文章/答案/技术大牛

发布

python机器学习API介绍25：高级篇——线性回归SVR

文章来源：企鹅号 - 中原说教育

LinearSVR实现了线性回归支持向量机，他是根据liblinear实现的，其函数原型为：

sklearn.svm.LinearSVC(epsilon=0.0, loss='epsilon_insensitive', dual='True', tol=0.0001, C=1.0, fit_intercept=True, intercept_scaling=1.0, verbose=0, random_state=None, max_iter=1000)

参数说明：

C：一个浮点数，为惩罚项参数。

loss：一个字符串，为损失函数。当值为epsilon_insensitive时损失函数为L（它是标准SVR的损失函数）；值为square_epsilon_insensitive时表示为L的平方。

epsilon：浮点数，用于loss中的sigma参数。

dual：布尔值。如果为True，则解决对偶问题，如果为False，则解决原始问题，当n_samples>n_features时，倾向于采用False。

tol：浮点数，指定终止迭代的阈值。

fit_intercept：布尔值，如果为True，则计算截距，即决策函数中的常数项；否则忽略截距。

intercept_scaling:浮点值，如果提供了，则实例x变成了向量[x,intercept_scaling],此时相当于添加了一个人工特征，该特征对所有实例都是常数值。这个时候截距变成了intercept_scaling*人工特征的权重Ws；人工特征也参与了惩罚项的计算。

verbose：一个整数，表示是否开启verbose输出

randomstate：一个整数或者一个RandomState实例，或者为None；如果为整数，则他指定随机数生成的种子，如果为RandomState，则指定随机数生成器。
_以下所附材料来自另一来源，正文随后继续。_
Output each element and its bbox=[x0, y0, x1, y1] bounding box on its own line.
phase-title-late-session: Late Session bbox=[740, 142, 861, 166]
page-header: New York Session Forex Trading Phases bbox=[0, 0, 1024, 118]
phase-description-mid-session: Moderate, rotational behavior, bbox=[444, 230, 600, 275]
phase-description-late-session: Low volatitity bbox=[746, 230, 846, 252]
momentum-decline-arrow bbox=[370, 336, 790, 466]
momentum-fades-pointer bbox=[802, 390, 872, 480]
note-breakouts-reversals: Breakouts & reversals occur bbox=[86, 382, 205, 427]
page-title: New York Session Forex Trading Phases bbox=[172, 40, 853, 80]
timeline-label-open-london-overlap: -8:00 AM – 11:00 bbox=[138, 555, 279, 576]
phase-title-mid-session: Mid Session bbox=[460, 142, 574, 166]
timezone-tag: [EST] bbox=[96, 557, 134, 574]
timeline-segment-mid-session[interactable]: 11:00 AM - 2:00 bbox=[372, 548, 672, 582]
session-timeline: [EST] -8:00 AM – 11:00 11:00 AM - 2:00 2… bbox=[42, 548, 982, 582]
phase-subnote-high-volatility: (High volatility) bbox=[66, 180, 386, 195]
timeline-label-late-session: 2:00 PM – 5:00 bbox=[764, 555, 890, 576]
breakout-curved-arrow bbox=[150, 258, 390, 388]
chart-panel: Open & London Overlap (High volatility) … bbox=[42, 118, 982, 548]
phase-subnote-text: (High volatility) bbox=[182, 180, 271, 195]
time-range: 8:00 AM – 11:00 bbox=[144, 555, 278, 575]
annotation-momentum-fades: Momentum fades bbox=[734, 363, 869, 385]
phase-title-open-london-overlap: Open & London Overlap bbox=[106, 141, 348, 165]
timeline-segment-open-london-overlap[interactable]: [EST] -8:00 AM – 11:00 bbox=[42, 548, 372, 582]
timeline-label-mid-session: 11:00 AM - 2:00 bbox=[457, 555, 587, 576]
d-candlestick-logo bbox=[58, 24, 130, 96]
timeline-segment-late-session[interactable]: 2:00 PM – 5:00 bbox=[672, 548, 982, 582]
如果为None，则指定随机数生成器。

max_iter：一个整数，指定最大的迭代次数。

属性说明：

coef_：一个数组，给出了各个特征的权重。

intercept_：一个数组，隔出了截距，即决定函数中的常数项。

方法说明：

fit（x, [,y]）:训练模型。

predict（x）:用模型进行预测，返回预测值

score（x,y[,sample_weight]）:返回(x,y)上预测的准确率（测试分数不超过1，但是可能为负数（当预测效果太差的时候），score值越接近1，说明预测效果越好）。

代码实例：

from sklearn.decomposition import PCA

from sklearn.manifold import MDS

import numpy as np

import matplotlib.pyplot as plt

from sklearn.datasets import load_iris

#使用scikit-learn自带的鸢尾花数据集

from sklearn import cluster

from sklearn.metrics import adjusted_rand_score

from sklearn import mixture

from sklearn.datasets import load_diabetes

from sklearn import cross_validation,svm

from sklearn.datasets import load_iris

#创建一个糖尿病人的数据加载库

#sklearn自带的该数据库有442个样本；每个样本有10个特征

#每个特征都是浮点数，数据在-0.2~0.2之间，样本目标在25-346之间

def load_data_diabetes():

diabetes = load_diabetes()

return cross_validation.train_test_split(diabetes.data, diabetes.target,

test_size=0.3,random_state=0)

def load_data_iris():

iris = load_iris()

x_train = iris.data

y_train = iris.target

return cross_validation.train_test_split(x_train, y_train,

test_size=0.3,random_state=0, stratify=y_train)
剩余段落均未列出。